Exclusive: Mubadala's attempt to sell Swiss unit hits snag - sources

ZURICH/ABU DHABI/LONDON (Reuters) - Abu Dhabi state investor Mubadala [MUDEV.UL] is struggling to sell its Swiss private bank, five sources told Reuters, as potential buyers are unwilling to pay up for a firm which is being investigated over alleged financial misconduct.

FILE PHOTO: The illuminated logo of Swiss Falcon Private Bank is seen at its headquarters in Zurich, Switzerland September 22, 2016. REUTERS/Arnd Wiegmann/File Photo

The business, Falcon Private Bank, is under investigation in Switzerland for allegedly failing to prevent suspected money laundering linked to 1MDB, the scandal-hit Malaysian state fund.

A spokesman for Falcon said the bank is cooperating with the Office of the Attorney General (OAG) of Switzerland which opened criminal proceedings against Falcon in 2016.

A previous probe by Singapore authorities over Falcon’s involvement in the 1MDB scandal was concluded in 2016 and resulted in Falcon being stripped of its local banking licence.

Mubadala, which became the full owner of the bank last year, has been in talks with potential bidders including Luxembourg’s Banque Havilland, three of the sources told Reuters.

Banque Havilland carried out due diligence on Falcon earlier this year but negotiations fell through in early May, the sources said, speaking on condition of anonymity.

Other players have also been invited to bid for the Zurich-based bank, which has about 10.5 billion Swiss francs ($10.5 billion) of assets under management and 13.1 billion francs of client assets, but none has made a firm offer amid fears of possible regulatory sanctions linked to the 1MDB scandal, the sources said.

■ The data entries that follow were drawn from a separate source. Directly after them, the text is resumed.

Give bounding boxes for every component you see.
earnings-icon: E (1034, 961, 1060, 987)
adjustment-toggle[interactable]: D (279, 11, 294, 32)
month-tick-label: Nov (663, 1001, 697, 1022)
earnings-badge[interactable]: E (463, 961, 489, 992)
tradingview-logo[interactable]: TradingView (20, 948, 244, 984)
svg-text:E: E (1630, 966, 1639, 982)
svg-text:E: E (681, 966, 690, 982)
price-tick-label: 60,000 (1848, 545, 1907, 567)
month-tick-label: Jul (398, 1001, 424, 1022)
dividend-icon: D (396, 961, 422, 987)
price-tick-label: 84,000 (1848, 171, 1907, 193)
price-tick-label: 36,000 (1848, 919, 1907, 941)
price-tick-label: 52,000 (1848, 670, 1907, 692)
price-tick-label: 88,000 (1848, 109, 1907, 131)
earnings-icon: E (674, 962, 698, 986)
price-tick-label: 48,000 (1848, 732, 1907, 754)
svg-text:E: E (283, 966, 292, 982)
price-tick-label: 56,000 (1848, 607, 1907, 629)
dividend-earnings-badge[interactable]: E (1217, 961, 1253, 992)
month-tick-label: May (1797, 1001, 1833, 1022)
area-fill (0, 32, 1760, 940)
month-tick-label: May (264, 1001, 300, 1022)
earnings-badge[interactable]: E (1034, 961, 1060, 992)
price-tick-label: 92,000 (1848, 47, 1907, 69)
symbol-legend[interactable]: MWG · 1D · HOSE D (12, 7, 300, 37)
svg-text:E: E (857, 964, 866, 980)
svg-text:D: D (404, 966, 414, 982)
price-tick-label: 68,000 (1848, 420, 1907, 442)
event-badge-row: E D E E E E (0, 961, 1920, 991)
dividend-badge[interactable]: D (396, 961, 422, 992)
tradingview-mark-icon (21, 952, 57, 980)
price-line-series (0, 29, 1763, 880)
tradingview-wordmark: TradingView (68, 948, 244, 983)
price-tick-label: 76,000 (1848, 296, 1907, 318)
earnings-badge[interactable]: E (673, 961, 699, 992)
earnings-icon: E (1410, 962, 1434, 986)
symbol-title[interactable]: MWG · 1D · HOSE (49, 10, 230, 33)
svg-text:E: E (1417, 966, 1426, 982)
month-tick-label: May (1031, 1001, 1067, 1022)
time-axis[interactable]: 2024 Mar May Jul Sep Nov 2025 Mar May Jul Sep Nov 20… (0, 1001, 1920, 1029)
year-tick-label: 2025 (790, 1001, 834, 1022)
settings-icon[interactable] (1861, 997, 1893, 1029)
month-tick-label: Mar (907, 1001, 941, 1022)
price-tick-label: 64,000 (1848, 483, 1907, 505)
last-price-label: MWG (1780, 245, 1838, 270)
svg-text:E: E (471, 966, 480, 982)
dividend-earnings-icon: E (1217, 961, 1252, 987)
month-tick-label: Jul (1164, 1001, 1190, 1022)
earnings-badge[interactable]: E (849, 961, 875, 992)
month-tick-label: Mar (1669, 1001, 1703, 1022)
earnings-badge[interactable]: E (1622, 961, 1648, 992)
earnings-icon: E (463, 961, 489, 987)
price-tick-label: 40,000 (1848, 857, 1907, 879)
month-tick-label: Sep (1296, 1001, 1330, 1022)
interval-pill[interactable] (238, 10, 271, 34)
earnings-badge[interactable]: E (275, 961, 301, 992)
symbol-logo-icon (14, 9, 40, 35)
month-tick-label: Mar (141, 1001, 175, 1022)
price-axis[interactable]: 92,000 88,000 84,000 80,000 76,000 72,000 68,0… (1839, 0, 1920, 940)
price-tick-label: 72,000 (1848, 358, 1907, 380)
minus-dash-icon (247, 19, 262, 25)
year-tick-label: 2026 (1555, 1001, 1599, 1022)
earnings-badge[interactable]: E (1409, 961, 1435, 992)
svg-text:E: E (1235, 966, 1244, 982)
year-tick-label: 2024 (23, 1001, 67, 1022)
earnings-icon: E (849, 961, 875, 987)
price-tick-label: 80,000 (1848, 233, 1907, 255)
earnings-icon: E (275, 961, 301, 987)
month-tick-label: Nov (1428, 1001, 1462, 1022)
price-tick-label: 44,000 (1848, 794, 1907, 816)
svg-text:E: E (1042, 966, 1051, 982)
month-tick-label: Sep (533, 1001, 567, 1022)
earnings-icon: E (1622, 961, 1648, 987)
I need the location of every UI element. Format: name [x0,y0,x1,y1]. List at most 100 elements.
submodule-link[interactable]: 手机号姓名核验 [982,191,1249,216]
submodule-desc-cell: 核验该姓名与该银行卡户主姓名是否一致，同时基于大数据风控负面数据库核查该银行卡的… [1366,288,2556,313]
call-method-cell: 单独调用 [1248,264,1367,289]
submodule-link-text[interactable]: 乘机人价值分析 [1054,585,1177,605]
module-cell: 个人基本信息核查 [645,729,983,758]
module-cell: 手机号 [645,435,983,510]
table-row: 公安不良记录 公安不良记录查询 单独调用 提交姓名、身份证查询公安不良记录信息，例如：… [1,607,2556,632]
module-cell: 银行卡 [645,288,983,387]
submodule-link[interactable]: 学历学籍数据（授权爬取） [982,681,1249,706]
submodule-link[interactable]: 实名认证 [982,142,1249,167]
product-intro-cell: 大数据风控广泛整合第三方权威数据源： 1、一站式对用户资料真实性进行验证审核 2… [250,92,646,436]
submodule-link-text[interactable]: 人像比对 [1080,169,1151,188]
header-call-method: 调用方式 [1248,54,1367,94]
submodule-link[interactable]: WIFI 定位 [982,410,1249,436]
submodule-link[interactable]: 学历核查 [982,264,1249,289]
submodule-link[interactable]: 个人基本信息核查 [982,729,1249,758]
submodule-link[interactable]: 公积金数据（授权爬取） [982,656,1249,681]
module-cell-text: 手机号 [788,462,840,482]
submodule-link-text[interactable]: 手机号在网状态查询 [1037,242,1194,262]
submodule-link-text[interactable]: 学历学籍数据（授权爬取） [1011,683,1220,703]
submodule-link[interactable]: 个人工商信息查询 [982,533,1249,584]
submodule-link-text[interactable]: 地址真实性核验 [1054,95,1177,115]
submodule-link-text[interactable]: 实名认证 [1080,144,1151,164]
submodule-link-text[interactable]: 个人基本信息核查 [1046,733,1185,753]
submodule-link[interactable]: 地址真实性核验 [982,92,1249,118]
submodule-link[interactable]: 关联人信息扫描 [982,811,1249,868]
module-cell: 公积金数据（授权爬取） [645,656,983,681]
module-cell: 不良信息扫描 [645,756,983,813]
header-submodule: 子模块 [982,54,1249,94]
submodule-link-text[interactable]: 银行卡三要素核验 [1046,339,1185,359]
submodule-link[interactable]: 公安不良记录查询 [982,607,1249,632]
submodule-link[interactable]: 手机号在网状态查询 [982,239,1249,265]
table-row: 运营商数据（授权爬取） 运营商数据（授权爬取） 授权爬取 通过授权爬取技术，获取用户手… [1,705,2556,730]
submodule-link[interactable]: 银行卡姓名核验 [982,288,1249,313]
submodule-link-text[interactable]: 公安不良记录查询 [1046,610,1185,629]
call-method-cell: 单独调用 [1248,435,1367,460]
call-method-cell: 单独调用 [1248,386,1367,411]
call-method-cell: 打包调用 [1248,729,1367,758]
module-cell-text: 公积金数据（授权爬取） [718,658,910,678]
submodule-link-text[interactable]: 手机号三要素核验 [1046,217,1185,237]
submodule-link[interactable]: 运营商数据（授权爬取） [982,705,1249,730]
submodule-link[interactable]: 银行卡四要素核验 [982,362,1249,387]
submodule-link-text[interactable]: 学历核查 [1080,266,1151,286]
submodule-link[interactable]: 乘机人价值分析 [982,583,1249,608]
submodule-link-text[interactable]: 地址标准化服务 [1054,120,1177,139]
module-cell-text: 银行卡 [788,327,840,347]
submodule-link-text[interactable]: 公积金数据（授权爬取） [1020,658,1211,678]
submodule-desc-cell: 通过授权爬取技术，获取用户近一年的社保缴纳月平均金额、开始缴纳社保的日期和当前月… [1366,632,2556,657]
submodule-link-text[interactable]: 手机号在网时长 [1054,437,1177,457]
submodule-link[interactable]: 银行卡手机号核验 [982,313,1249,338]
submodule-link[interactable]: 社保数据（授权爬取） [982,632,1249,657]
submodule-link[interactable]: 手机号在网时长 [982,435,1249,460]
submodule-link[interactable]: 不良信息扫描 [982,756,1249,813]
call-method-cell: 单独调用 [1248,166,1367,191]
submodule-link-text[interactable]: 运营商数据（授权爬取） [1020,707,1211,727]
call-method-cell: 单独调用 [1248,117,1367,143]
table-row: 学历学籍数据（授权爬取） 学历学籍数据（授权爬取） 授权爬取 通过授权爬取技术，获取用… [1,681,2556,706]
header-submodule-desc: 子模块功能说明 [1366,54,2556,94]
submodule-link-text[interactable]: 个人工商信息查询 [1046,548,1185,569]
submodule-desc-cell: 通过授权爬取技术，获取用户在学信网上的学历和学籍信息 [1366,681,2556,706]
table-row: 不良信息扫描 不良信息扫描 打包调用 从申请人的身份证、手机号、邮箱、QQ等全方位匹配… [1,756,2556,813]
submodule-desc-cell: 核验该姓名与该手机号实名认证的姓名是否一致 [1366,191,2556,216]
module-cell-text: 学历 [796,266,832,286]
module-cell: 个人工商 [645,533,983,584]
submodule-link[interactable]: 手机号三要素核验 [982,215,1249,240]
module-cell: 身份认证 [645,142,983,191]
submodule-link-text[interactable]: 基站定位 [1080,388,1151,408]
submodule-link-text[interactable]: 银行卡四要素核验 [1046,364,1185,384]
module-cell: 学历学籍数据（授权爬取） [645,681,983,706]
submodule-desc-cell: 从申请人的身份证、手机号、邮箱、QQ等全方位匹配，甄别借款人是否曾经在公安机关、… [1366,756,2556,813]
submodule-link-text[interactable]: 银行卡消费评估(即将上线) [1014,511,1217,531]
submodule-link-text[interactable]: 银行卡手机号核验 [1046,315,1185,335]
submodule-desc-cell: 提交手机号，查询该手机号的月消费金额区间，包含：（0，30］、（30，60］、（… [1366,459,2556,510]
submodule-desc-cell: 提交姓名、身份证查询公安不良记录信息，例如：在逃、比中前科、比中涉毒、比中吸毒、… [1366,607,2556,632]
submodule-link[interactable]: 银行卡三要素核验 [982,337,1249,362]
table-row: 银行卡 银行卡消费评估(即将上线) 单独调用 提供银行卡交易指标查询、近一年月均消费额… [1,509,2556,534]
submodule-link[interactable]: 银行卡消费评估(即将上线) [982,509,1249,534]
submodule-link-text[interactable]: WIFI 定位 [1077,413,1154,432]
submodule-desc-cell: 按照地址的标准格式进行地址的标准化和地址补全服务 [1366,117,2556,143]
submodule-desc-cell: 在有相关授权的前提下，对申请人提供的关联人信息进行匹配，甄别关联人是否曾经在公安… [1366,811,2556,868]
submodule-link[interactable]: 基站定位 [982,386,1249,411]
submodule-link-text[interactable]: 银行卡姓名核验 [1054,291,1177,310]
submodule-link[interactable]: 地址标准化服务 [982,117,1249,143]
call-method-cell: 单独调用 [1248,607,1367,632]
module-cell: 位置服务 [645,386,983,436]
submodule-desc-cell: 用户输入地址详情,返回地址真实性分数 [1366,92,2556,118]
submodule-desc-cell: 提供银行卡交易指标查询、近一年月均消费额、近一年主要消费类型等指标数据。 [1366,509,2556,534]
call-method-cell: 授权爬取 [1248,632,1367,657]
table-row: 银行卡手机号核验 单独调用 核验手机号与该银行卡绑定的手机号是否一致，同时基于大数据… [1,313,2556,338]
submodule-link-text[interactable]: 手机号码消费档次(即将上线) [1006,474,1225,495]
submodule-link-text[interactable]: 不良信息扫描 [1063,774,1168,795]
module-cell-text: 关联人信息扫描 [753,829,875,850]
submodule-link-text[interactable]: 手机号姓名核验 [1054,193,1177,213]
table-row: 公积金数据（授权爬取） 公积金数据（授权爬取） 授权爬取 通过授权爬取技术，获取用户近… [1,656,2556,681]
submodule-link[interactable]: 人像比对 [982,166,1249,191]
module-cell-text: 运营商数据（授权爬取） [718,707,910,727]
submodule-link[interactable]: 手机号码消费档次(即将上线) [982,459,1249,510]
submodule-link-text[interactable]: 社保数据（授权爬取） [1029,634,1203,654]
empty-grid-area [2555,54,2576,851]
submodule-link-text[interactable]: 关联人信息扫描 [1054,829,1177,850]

“Anyone looking to do deals in wealth management in Europe has looked at Falcon but no one has the guts to go ahead and bid,” said one of the sources, who has direct knowledge of the matter.

Mubadala declined to comment, while Banque Havilland was not immediately available for comment.

The Falcon spokesman said the bank was focused on developing its business “with the full support of our shareholder.” He declined to comment on negotiations with Banque Havilland or other potential bidders.

A political storm has raged for almost three years in Malaysia over the 1MDB scandal, which is the focus of money laundering investigations in at least six countries, including Switzerland, Singapore and the United States.

Singapore authorities sentenced Falcon’s former branch manager Jens Fred Sturzenegger to 28 weeks in jail in 2016 for failing to report suspicious transactions involving billions of dollars linked to 1MDB.

The Monetary Authority of Singapore also ordered the closure of Falcon’s local branch because of “a persistent and severe lack of understanding” of Singapore’s money-laundering controls.

Falcon said in 2016 it welcomed the completion of the Singapore’s investigation over its involvement in the 1MDB case and while the withdrawal of its Singapore banking licence was “regrettable and disappointing,” the decision would not impact the strategic development of the bank.

Mubadala inherited control of Falcon in 2017 after the merger of Mubadala Development Co with another Abu Dhabi state-owned fund, International Petroleum Investment Co (Ipic). Ipic’s investment arm Aabar was previously in charge of Falcon.

Falcon provides financial services to private clients and wealthy families from its headquarters in Zurich and offices in London, Abu Dhabi and Dubai.

The sources said that while Banque Havilland and other potential bidders were demanding a big discount because of the reputational risk, Mubadala was not willing to compromise on Falcon’s valuation.

“Mubadala found the price offered unappealing. It will sell only if it gets the right price,” one of the sources said.

Private banks are typically valued by investment bankers at between one and three times their book value but such metrics would not apply if the assets carry regulatory risk.